Le Tribunal administratif de Melun juge que la seule constatation d’un résultat négatif ne suffit pas à caractériser un transfert indirect de bénéfices au sein d’un groupe international (TA Melun, 18 juillet 2025, n°2107480).
Rappel du cadre juridique
L’article 57 du CGI autorise l’administration à réintégrer dans le résultat imposable d’une entreprise française les bénéfices transférés à une société étrangère liée. Deux conditions doivent toutefois être réunies :
- l’existence d’un lien de dépendance entre les entreprises,
- la démonstration d’un transfert de bénéfices.
La jurisprudence précise que ce transfert peut être établi soit par comparaison avec des prix de pleine concurrence (comparables internes ou externes), soit, à défaut, par la preuve d’un écart injustifié entre le prix convenu et la valeur vénale du bien ou service concerné. En revanche, l’administration ne peut se fonder uniquement sur le caractère jugé excessif de certaines charges si elle n’établit pas qu’elles ont été exposées dans l’intérêt exclusif d’entités étrangères.
Le cas d’espèce
La société DT France, distributeur exclusif de systèmes d’impression, avait déclaré des résultats déficitaires entre 2014 et 2016. À l’issue d’une vérification de comptabilité, l’administration avait estimé que cette situation traduisait une rémunération insuffisante de son rôle de distributeur. Elle avait donc procédé à plusieurs rehaussements :
- reconstitution des marges en appliquant des taux de comparables,
- remise en cause de charges facturées par les sociétés mères jugées sans contrepartie réelle,
- réintégration de coûts liés à un défaut de fabrication imputable, selon elle, aux fabricants étrangers.

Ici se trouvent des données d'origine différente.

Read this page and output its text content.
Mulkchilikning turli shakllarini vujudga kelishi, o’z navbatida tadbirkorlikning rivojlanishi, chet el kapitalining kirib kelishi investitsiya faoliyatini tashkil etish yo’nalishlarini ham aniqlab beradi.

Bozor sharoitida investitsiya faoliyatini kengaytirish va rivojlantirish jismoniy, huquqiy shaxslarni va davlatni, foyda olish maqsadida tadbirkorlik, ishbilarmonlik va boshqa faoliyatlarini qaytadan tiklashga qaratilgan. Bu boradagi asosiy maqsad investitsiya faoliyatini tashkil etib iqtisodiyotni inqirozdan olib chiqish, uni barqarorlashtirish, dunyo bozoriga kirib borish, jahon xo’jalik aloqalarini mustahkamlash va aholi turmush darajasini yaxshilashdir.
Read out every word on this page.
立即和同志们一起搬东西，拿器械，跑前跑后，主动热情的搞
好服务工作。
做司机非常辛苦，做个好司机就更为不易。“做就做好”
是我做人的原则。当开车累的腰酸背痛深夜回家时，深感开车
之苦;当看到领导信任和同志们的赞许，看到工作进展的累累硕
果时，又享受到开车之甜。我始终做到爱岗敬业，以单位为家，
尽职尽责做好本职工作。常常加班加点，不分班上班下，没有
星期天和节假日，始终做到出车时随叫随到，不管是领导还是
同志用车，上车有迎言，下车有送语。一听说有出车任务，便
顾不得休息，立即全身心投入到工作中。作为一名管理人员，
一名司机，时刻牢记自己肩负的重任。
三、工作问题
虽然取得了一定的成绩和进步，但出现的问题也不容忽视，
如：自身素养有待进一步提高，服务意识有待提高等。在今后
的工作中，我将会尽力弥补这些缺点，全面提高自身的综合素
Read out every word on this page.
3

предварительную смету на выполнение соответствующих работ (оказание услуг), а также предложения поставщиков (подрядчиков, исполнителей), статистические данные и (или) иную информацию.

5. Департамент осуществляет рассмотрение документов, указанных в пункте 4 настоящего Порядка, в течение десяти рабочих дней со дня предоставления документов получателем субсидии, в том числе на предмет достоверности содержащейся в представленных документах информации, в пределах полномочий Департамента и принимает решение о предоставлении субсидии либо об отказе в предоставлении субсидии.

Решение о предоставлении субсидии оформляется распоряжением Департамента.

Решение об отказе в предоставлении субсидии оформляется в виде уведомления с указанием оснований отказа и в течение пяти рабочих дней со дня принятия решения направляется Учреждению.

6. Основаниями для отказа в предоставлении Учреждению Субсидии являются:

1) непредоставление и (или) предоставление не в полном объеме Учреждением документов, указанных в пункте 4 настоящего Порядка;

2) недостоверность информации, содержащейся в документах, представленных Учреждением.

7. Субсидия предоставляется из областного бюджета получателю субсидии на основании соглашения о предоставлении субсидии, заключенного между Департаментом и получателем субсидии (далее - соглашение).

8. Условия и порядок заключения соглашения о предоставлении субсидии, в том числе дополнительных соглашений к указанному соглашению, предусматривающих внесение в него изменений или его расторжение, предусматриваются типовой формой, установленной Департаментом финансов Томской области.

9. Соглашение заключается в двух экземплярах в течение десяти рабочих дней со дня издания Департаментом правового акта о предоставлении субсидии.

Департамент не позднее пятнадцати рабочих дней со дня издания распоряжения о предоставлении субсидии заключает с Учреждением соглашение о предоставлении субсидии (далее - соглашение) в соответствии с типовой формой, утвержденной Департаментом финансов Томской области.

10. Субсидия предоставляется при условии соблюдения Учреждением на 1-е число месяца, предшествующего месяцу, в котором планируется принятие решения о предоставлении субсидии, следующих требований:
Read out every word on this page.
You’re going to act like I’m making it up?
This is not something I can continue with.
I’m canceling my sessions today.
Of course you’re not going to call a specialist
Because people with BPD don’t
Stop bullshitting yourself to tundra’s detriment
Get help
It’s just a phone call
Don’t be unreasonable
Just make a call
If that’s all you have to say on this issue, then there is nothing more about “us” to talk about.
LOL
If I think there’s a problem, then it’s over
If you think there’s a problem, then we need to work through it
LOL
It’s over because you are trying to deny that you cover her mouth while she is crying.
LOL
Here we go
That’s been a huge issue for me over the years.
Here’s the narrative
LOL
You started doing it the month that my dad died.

Ces corrections avaient abouti à des redressements significatifs (plus de 700 000 € au total) ainsi qu’à la remise en cause du déficit reportable de 2014.
La décision du tribunal
Le juge administratif considère que l’administration :
- n’a pas procédé à une comparaison effective avec des transactions de pleine concurrence,
- n’a pas démontré l’existence d’un écart injustifié entre les prix pratiqués et la valeur vénale,
- s’est contentée de déduire, du seul déficit de la société française, l’existence d’un transfert de bénéfices.
Or, en l’absence de comparables pertinents et de preuve d’une libéralité, la présomption de l’article 57 ne pouvait être invoquée.
Le tribunal a donc prononcé la décharge des impositions
À retenir
Cette décision illustre une nouvelle fois que la présomption de transfert de bénéfices posée par l’article 57 du CGI n’est pas automatique. L’administration doit démontrer, par des éléments objectifs, qu’un avantage a été consenti à une entité étrangère liée. La seule existence d’un déficit ou de charges élevées ne suffit pas, l’administration doit établir le transfert transfert indirect de bénéfice par comparaison avec des prix de pleine concurrence (comparables internes ou externes).